He had his cart and his shovel and his hoe, and he was walking slowly
along, kicking the dead leaves and looking up at the leaves on the
trees.
Not nearly all the leaves had fallen from the trees yet, but those
leaves that were still on the trees had turned to all kinds of pretty
colors: red and yellow and a great many pretty browns which looked
alive. And some leaves were red and yellow together, and some were
still green with red and yellow spots on them, and some leaves had not
changed their color at all, but were green all over.
And the squirrels were very busy hunting chestnuts and they didn't pay
much attention to David.
Suddenly there was a great scurrying, and every squirrel went racing
up the nearest tree, and David's cat came running, with her bushy tail
sticking straight up in the air, and she ran a little way ahead of
David, and she flopped over on her back in a little pile of leaves,
and she began playing with the leaves.
David laughed at her. "Funny kitty!" he said.
Then he turned and went on talking, but he wasn't talking to his cat
and he wasn't talking to himself.
His pretend playmate had come, and it was the boy, this time, and he
had brought the cat.
So David and that pretend little boy played together for a long time.

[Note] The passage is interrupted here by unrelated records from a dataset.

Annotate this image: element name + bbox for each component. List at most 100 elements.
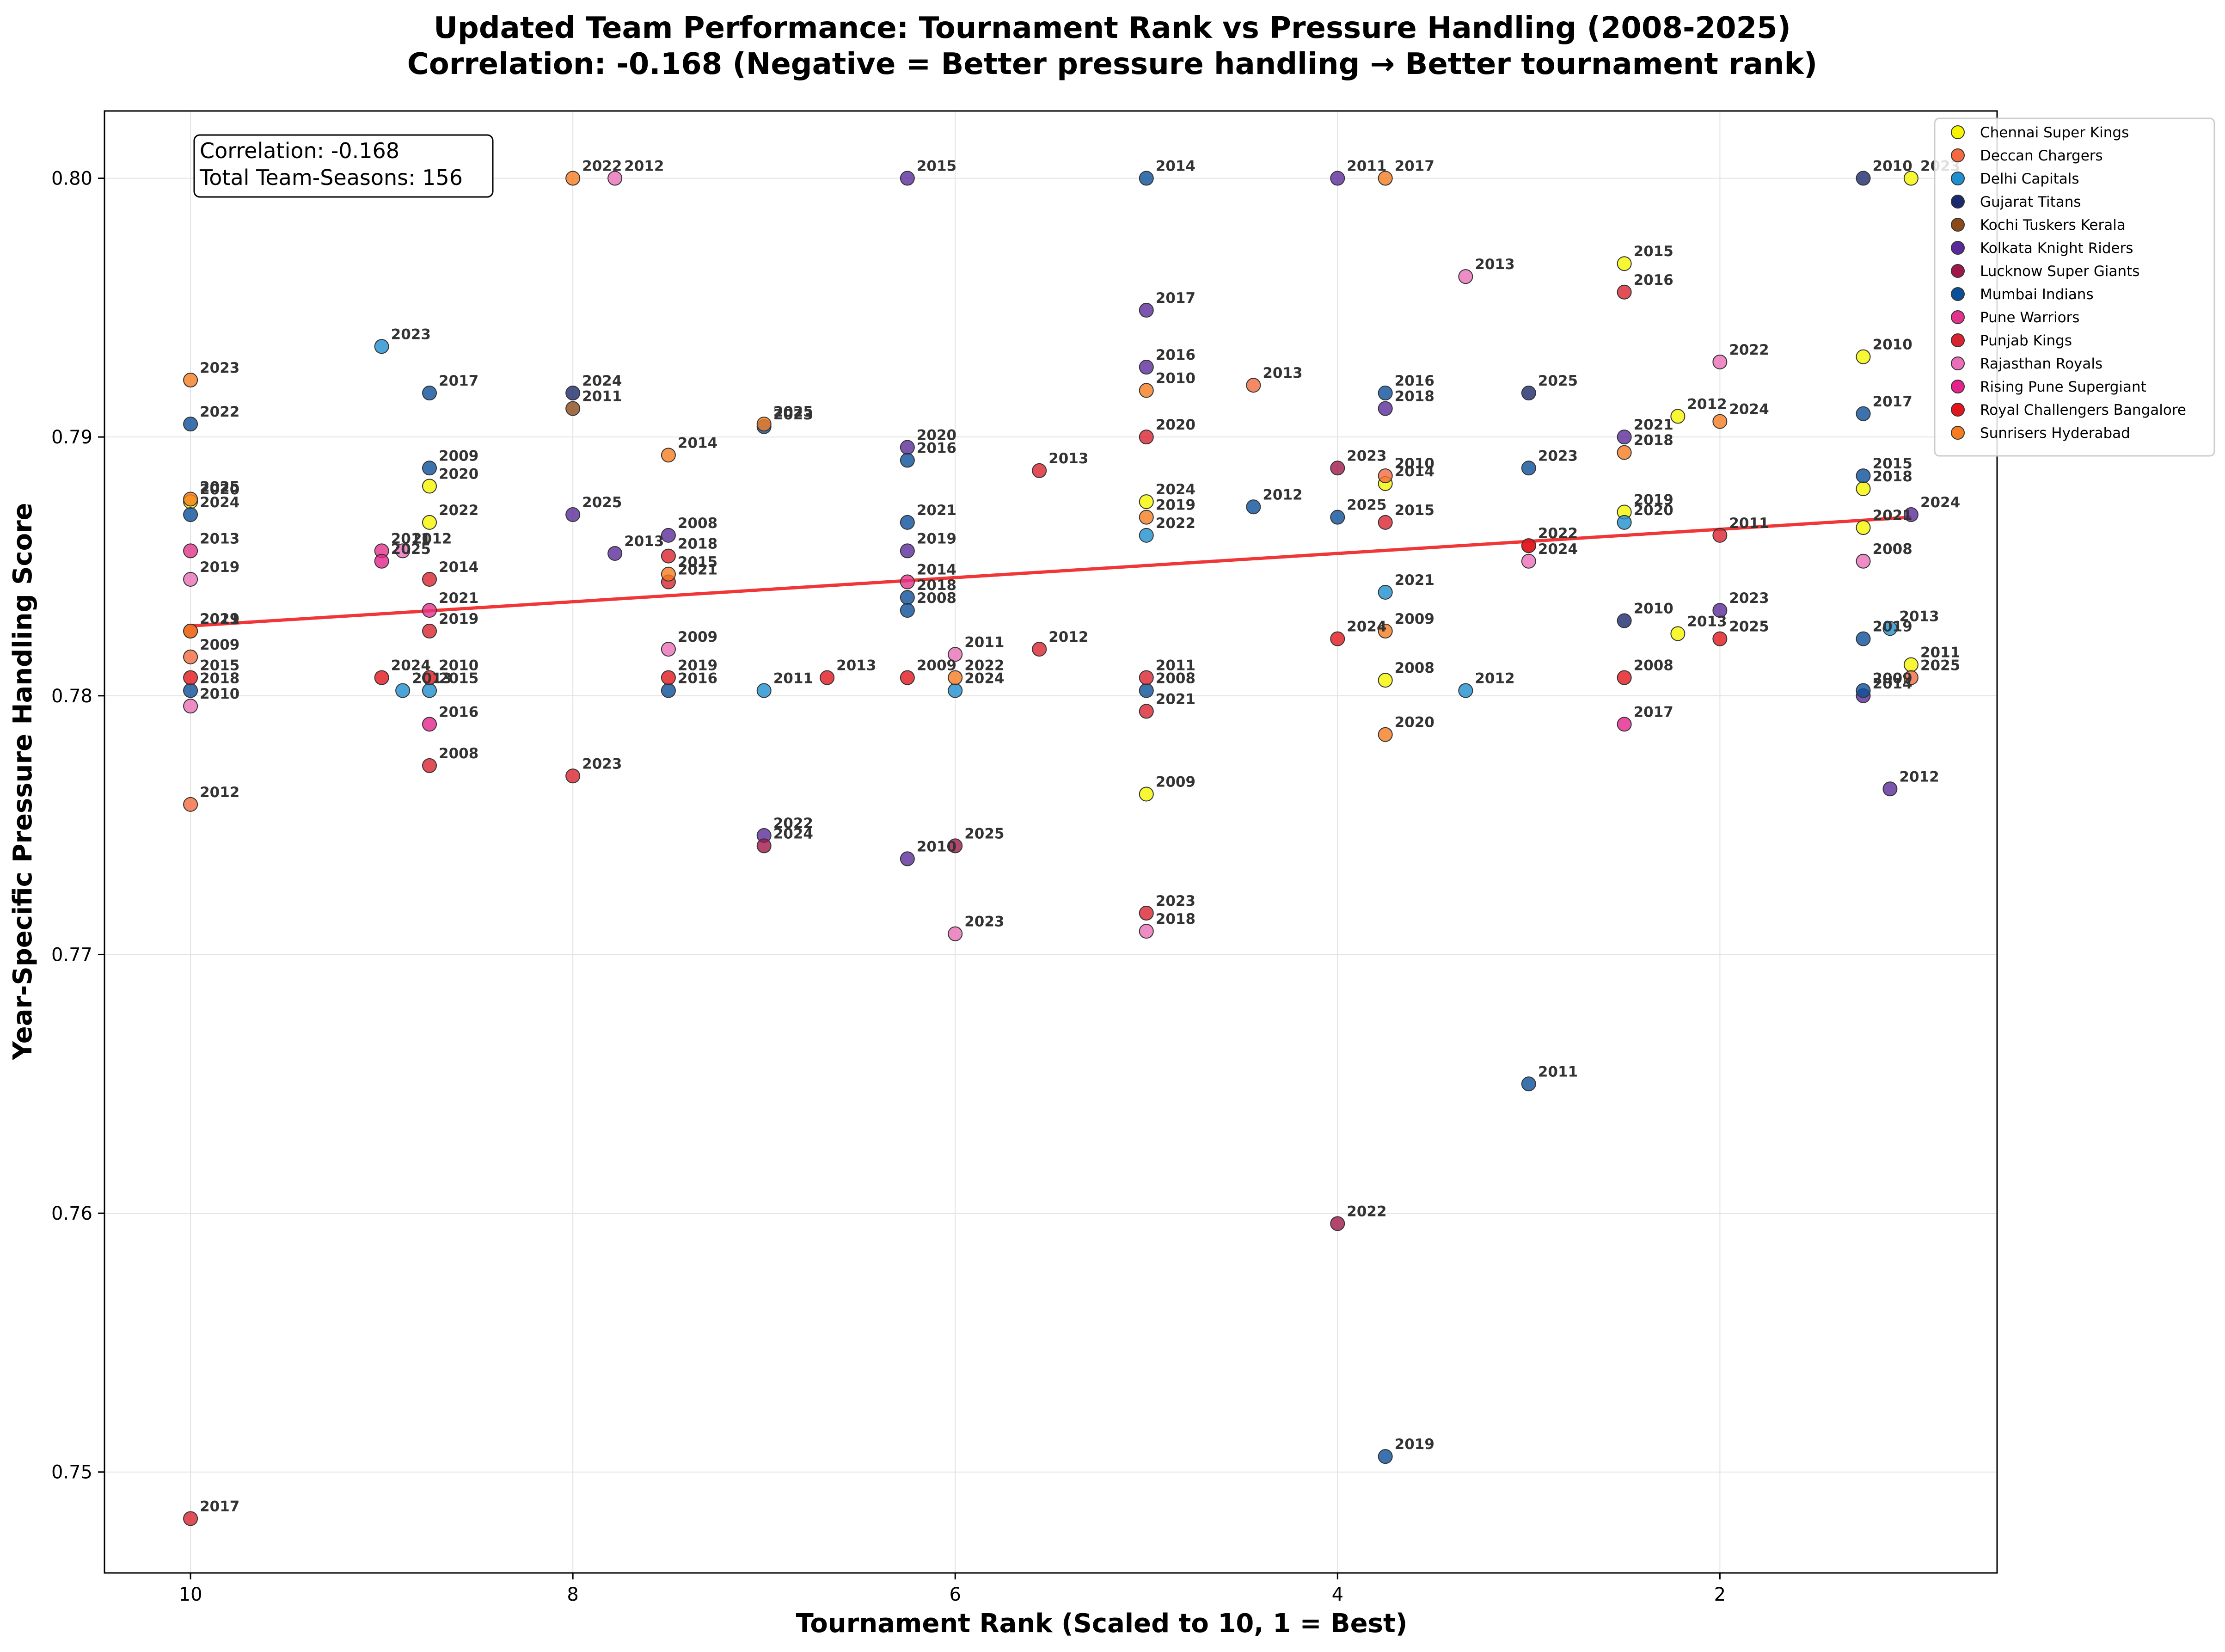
- point-label: 2017: [200, 1498, 239, 1515]
- point-label: 2020: [1395, 714, 1434, 731]
- data-point: [900, 603, 915, 618]
- data-point: [1032, 642, 1047, 657]
- trendline: [190, 516, 1912, 628]
- point-label: 2015: [1634, 243, 1673, 260]
- point-label: 2012: [1048, 629, 1088, 645]
- data-point: [900, 440, 915, 455]
- point-label: 2011: [1729, 515, 1769, 532]
- data-point: [1856, 683, 1871, 698]
- point-label: 2009: [200, 637, 239, 653]
- legend-entry: Mumbai Indians: [1980, 286, 2094, 303]
- point-label: 2012: [412, 530, 452, 547]
- data-point: [1139, 302, 1154, 318]
- legend-marker: [1951, 287, 1965, 301]
- data-point: [756, 838, 772, 854]
- data-point: [1378, 171, 1393, 186]
- point-label: 2023: [1538, 448, 1578, 464]
- data-point: [1139, 171, 1154, 186]
- point-label: 2010: [1873, 158, 1912, 175]
- point-label: 2021: [1395, 572, 1434, 589]
- legend-marker: [1951, 125, 1965, 139]
- data-point: [422, 758, 437, 773]
- y-axis-ticks: 0.75 0.76 0.77 0.78 0.79 0.80: [51, 168, 104, 1483]
- point-label: 2013: [1475, 256, 1514, 273]
- data-point: [1712, 414, 1728, 429]
- chart-title: Updated Team Performance: Tournament Ran…: [434, 11, 1791, 45]
- data-point: [948, 838, 963, 854]
- data-point: [820, 670, 835, 685]
- stats-box-frame: [193, 134, 494, 198]
- point-label: 2014: [678, 435, 717, 451]
- data-point: [1378, 623, 1393, 639]
- point-label: 2025: [200, 479, 239, 495]
- point-label: 2008: [1156, 670, 1195, 687]
- point-label: 2012: [624, 158, 664, 175]
- point-label: 2022: [964, 657, 1004, 674]
- data-point: [374, 553, 389, 569]
- data-point: [422, 623, 437, 639]
- data-point: [1139, 670, 1154, 685]
- point-label: 2023: [1729, 590, 1769, 607]
- point-label: 2024: [200, 494, 239, 511]
- point-label: 2023: [200, 360, 239, 376]
- point-label: 2023: [1347, 448, 1386, 464]
- data-point: [422, 571, 437, 587]
- data-point: [1712, 528, 1728, 543]
- point-label: 2025: [1347, 497, 1386, 514]
- data-point: [1617, 430, 1632, 445]
- data-point: [422, 670, 437, 685]
- point-label: 2016: [439, 704, 478, 720]
- point-label: 2019: [1634, 491, 1673, 508]
- point-label: 2016: [1395, 373, 1434, 389]
- point-label: 2013: [1687, 613, 1727, 630]
- data-point: [1378, 727, 1393, 742]
- data-point: [1139, 905, 1154, 921]
- point-label: 2019: [200, 611, 239, 627]
- data-point: [900, 453, 915, 468]
- data-point: [1712, 354, 1728, 369]
- data-point: [1032, 463, 1047, 478]
- data-point: [1712, 631, 1728, 646]
- point-label: 2017: [439, 373, 478, 389]
- point-label: 2022: [582, 158, 622, 175]
- point-label: 2017: [1395, 158, 1434, 175]
- point-label: 2008: [1395, 660, 1434, 676]
- point-label: 2018: [1873, 468, 1912, 485]
- point-label: 2010: [1873, 337, 1912, 353]
- data-point: [900, 590, 915, 605]
- point-label: 2012: [1263, 486, 1302, 503]
- data-point: [1856, 520, 1871, 535]
- point-label: 2009: [1156, 774, 1195, 790]
- point-label: 2009: [678, 629, 717, 645]
- stats-box: Correlation: -0.168 Total Team-Seasons: …: [193, 134, 494, 198]
- data-point: [183, 373, 198, 388]
- point-label: 2021: [1156, 691, 1195, 707]
- y-tick-label: 0.79: [51, 427, 92, 448]
- points-group: [183, 171, 1919, 1526]
- point-label: 2022: [439, 502, 478, 519]
- data-point: [1378, 1449, 1393, 1464]
- point-label: 2024: [1538, 541, 1578, 558]
- data-point: [661, 683, 676, 698]
- data-point: [1670, 409, 1686, 424]
- point-label: 2017: [1634, 704, 1673, 720]
- legend-entry: Punjab Kings: [1980, 332, 2072, 349]
- legend-marker: [1951, 356, 1965, 370]
- point-label: 2019: [1395, 1436, 1434, 1453]
- point-label: 2020: [439, 466, 478, 482]
- legend-marker: [1951, 333, 1965, 347]
- data-point: [900, 670, 915, 685]
- data-point: [1139, 704, 1154, 719]
- data-point: [661, 548, 676, 564]
- point-label: 2019: [1873, 619, 1912, 635]
- point-label: 2023: [773, 406, 813, 423]
- data-point: [422, 461, 437, 476]
- x-tick-label: 8: [567, 1584, 578, 1605]
- point-label: 2011: [1347, 158, 1386, 175]
- point-label: 2018: [1634, 432, 1673, 449]
- legend-entry: Kochi Tuskers Kerala: [1980, 217, 2126, 233]
- data-point: [1246, 378, 1261, 393]
- data-point: [948, 926, 963, 941]
- data-point: [1378, 515, 1393, 530]
- point-label: 2012: [1475, 670, 1514, 687]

Sometimes they dragged the cart together, and sometimes they stopped
and hunted for chestnuts, and they put into the cart the chestnuts
that they found.
And after a while they came into that part of the woods which was
behind the new house.
And David heard some men talking together up at the new house, and he
looked and saw them squatting down beside the house, and two of the
men had shovels.
So David and the pretend little boy hurried to go to the new house, to
see what the men were doing, and they dragged the cart, and the shovel
and the hoe and the chestnuts all rattled about together in the bottom
of it; and the cat went running on ahead.
But, when David got there, the pretend little boy had gone, for David
had forgotten about him.
And David stopped a little way from the men, and looked about.
The grading men must have got their work all finished, for the ground
all about didn't look at all as it had when the foreman and David had
left it.
There weren't any signs of the rubbish, and the dirt was up higher on
the foundation in a nice straight line, and it sloped down to the
field all around, and it had been made all smooth.